The rise of non-cash collateral continues to be a top trend in the securities lending market in North America. Although cash collateral remains a significant characteristic of the marketplace, a noticeable move towards a greater use of eligible securities as collateral has been seen. This trend has especially been driven by margin requirements for over-the-counter (OTC) and the migration to central clearing for derivatives continues to increase the demand for optimisation and liquidity solutions. As such, more and more institutional investors will be looking to the securities lending market to fulfill growing collateral needs. This is one trend to watch as we head into H2 2018.
Another ongoing trend seen throughout last year and well into this year, is the persistence in demand for structured term loans at both an asset class level, as well as specific stocks. Today, agent lenders are having more frequent conversations with beneficial owners on the risk/reward associated with term opportunities as they present incremental returns on collateral flexible portfolios.
What is the association currently working on?
In the near future, CASLA will be launching various sub-committees designed to enhance our presence and continue to engage with stakeholders in the Canadian industry. One of CASLA’s fundamental aims is to enhance the public’s understanding of securities lending and the role it plays in Canada. As such, the role of an educational sub-committee at CASLA will be focused on developing and promoting the importance, subtleties and breadth of the securities lending industry—particularly geared towards beneficial owners. Another aim of CASLA, is to encourage the adoption of best practices and work with regulators to ensure an efficient and secure marketplace. This is an important discussion to have and consider here in Canada. The regulatory environment continues to evolve and can be beneficial to all stakeholders as we move further into an age of transparency. Lastly, we would like to broaden the membership of CASLA to reflect the growth of the industry over the years, both on the buy/sell side.

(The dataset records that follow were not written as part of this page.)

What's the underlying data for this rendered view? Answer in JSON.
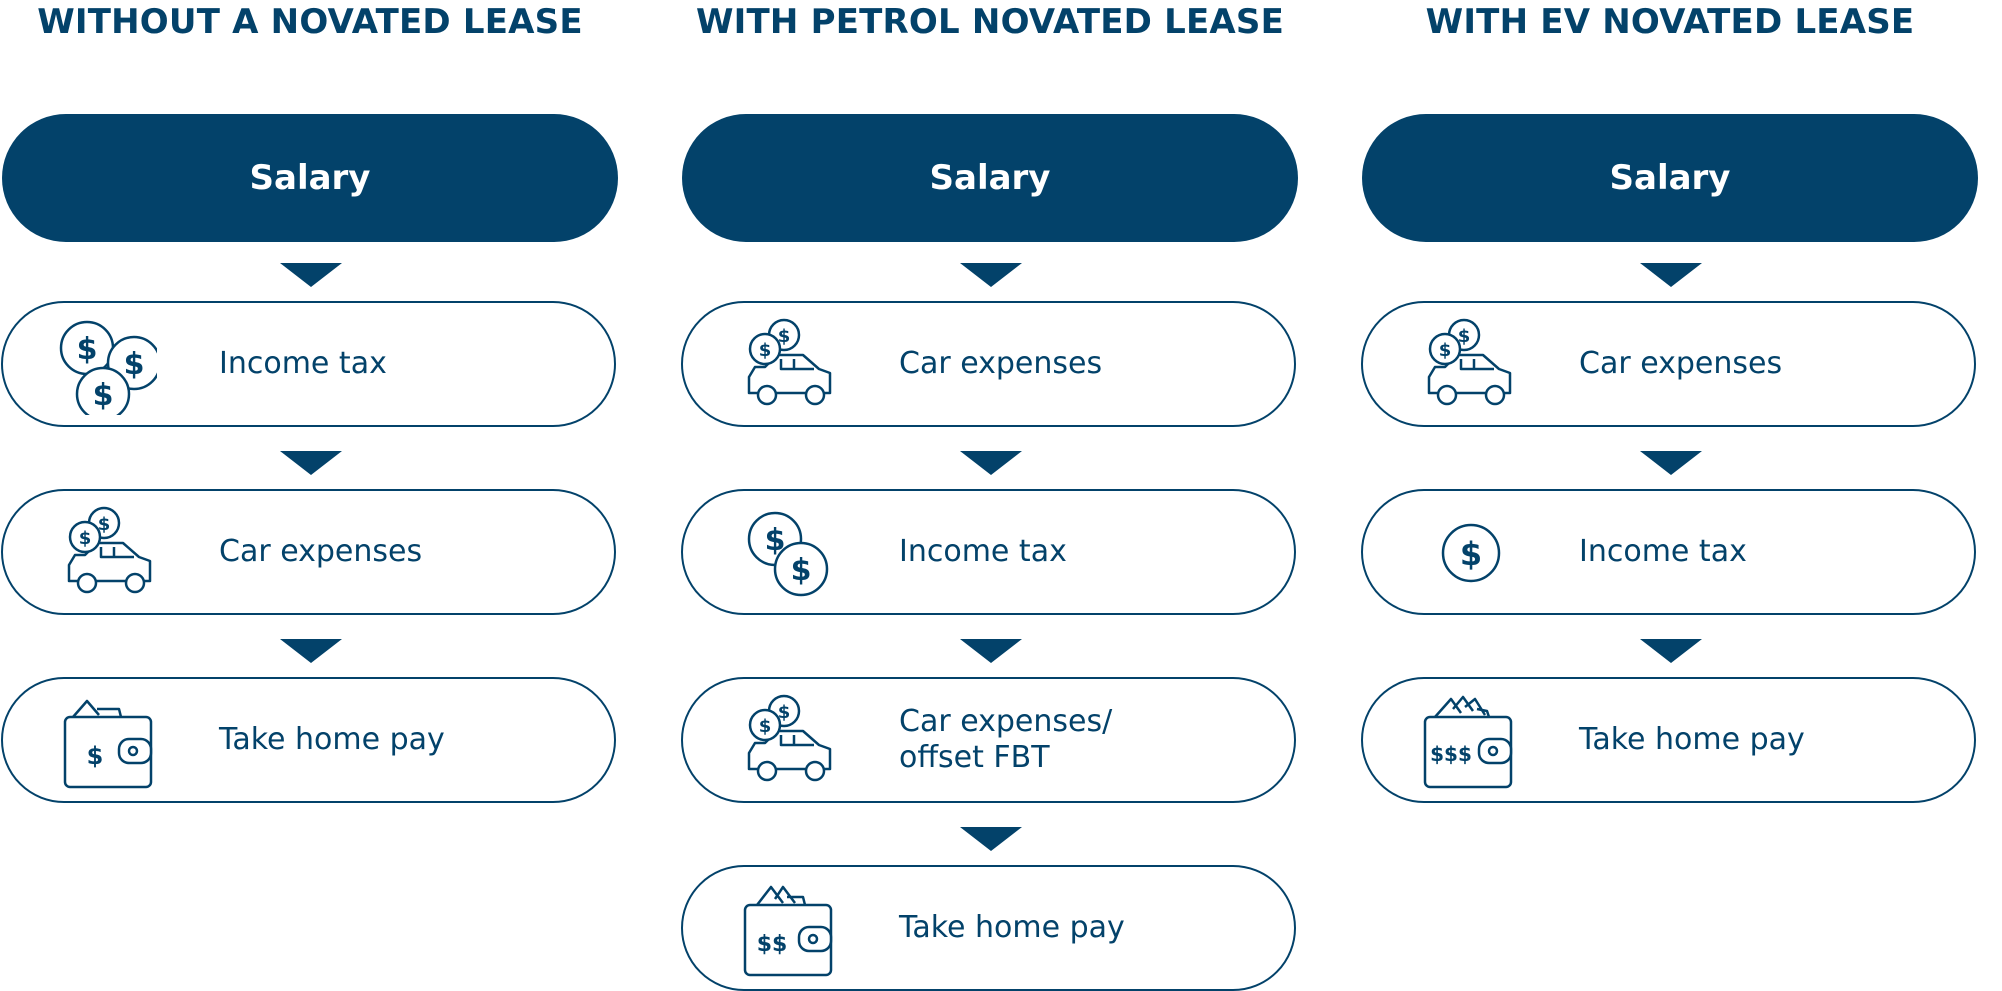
{
  "columns": [
    {
      "title": "WITHOUT A NOVATED LEASE",
      "salary_label": "Salary",
      "steps": [
        {
          "icon": "three-coins-icon",
          "label": "Income tax"
        },
        {
          "icon": "car-with-coins-icon",
          "label": "Car expenses"
        },
        {
          "icon": "wallet-one-dollar-icon",
          "label": "Take home pay",
          "wallet_text": "$"
        }
      ]
    },
    {
      "title": "WITH PETROL NOVATED LEASE",
      "salary_label": "Salary",
      "steps": [
        {
          "icon": "car-with-coins-icon",
          "label": "Car expenses"
        },
        {
          "icon": "two-coins-icon",
          "label": "Income tax"
        },
        {
          "icon": "car-with-coins-icon",
          "label": "Car expenses/\noffset FBT"
        },
        {
          "icon": "wallet-two-dollar-icon",
          "label": "Take home pay",
          "wallet_text": "$$"
        }
      ]
    },
    {
      "title": "WITH EV NOVATED LEASE",
      "salary_label": "Salary",
      "steps": [
        {
          "icon": "car-with-coins-icon",
          "label": "Car expenses"
        },
        {
          "icon": "single-coin-icon",
          "label": "Income tax"
        },
        {
          "icon": "wallet-three-dollar-icon",
          "label": "Take home pay",
          "wallet_text": "$$$"
        }
      ]
    }
  ],
  "colors": {
    "primary": "#03426a",
    "background": "#ffffff"
  }
}
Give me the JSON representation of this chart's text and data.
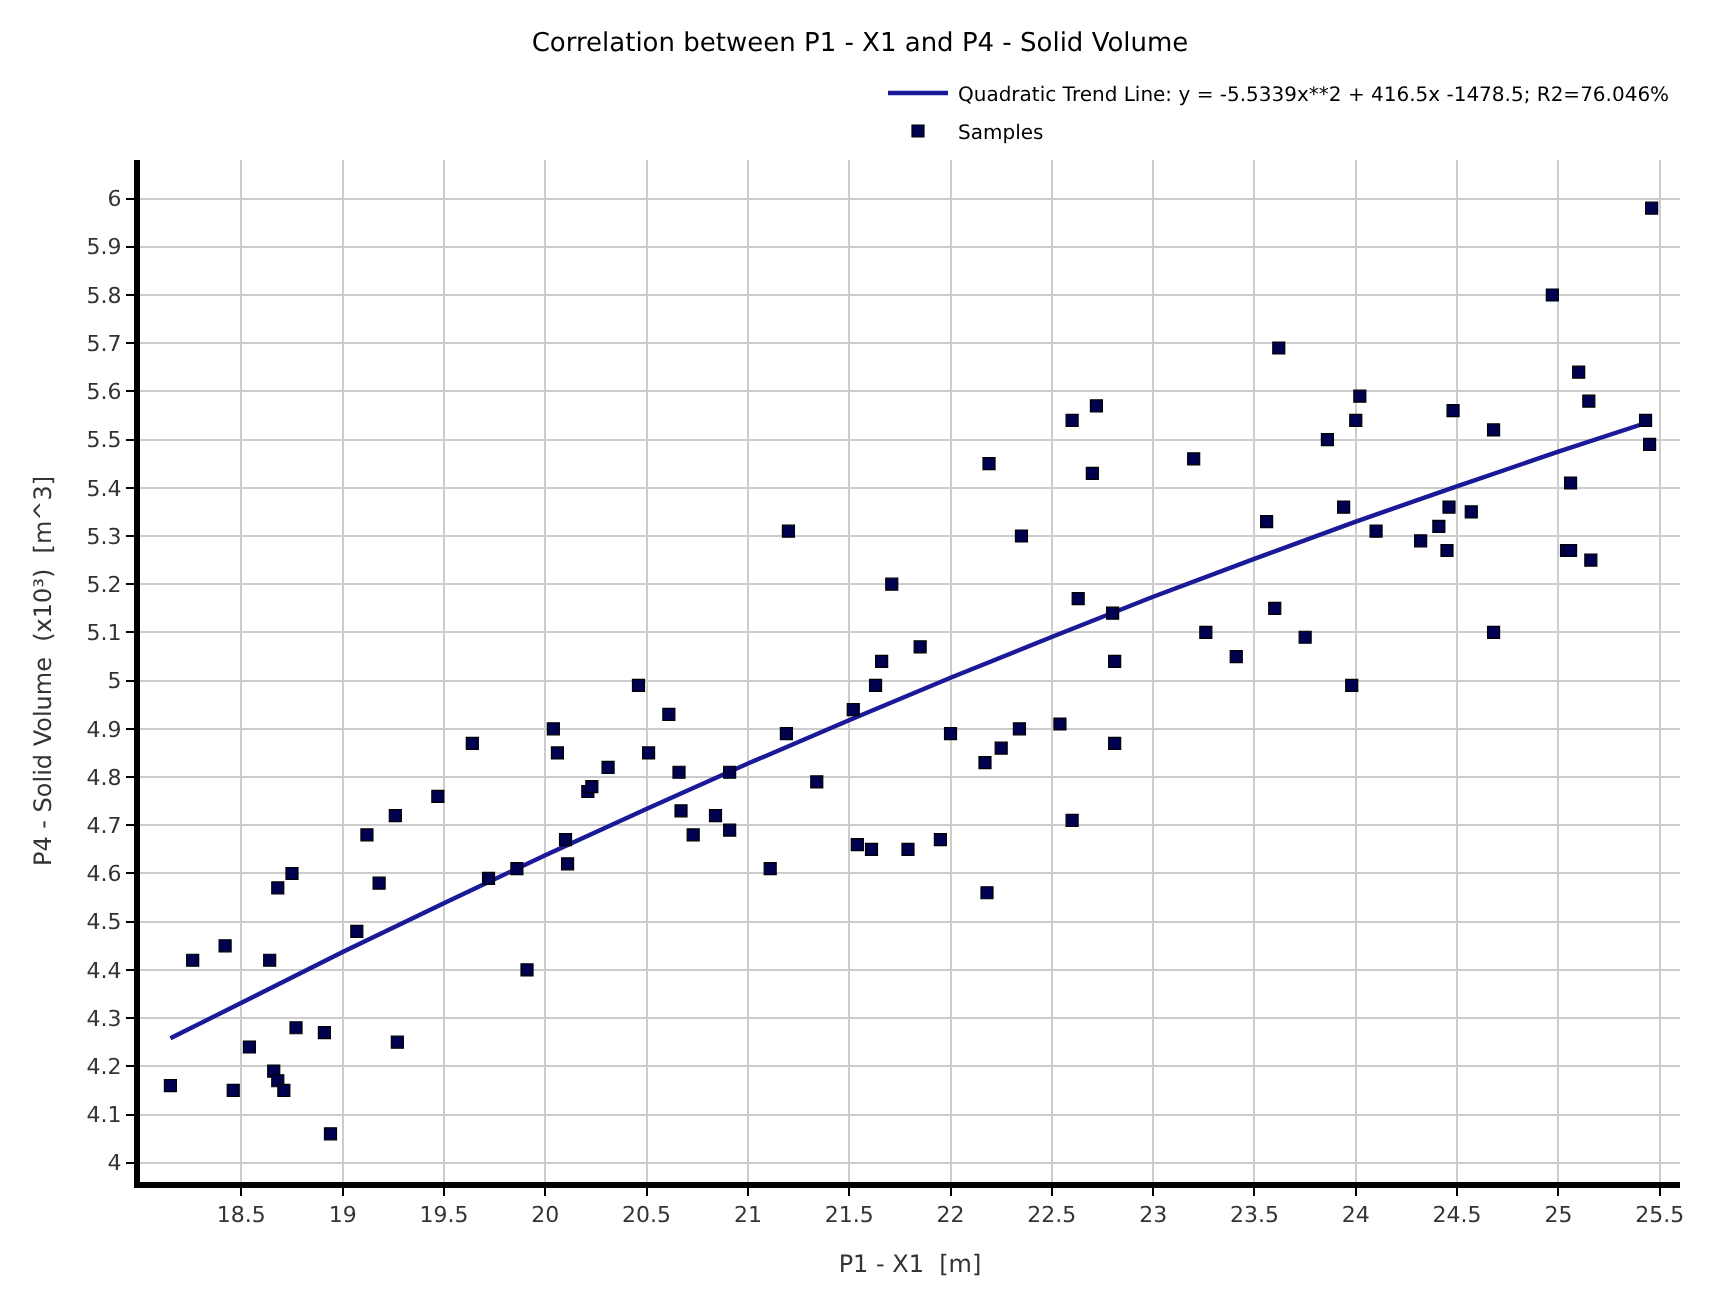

CASLA has also entered into early discussions with the Ontario Íø±¬³Ô¹Ï Commission about allowing public mutual funds to be able to accept other eligible equity securities as collateral when entering into securities lending transactions.
What can we expect from the conference this year?
This year’s conference will be focused on addressing matters at the heart of our industry in the Canadian securities lending space. Our panels will include topics around regulatory and funding, alternative investments, and provide perspectives from our industry’s leaders. In keeping with industry trends, CASLA and its members have come together to use technology to drive this year’s conference. If you haven’t heard already, we have launched our very own conference app, which provides attendees with access to the conference materials and agenda, as well as to our panelists and CASLA to submit questions and comments prior to, and during the event. We will also be taking advantage of the survey function to poll our delegates throughout the day on a variety of topics.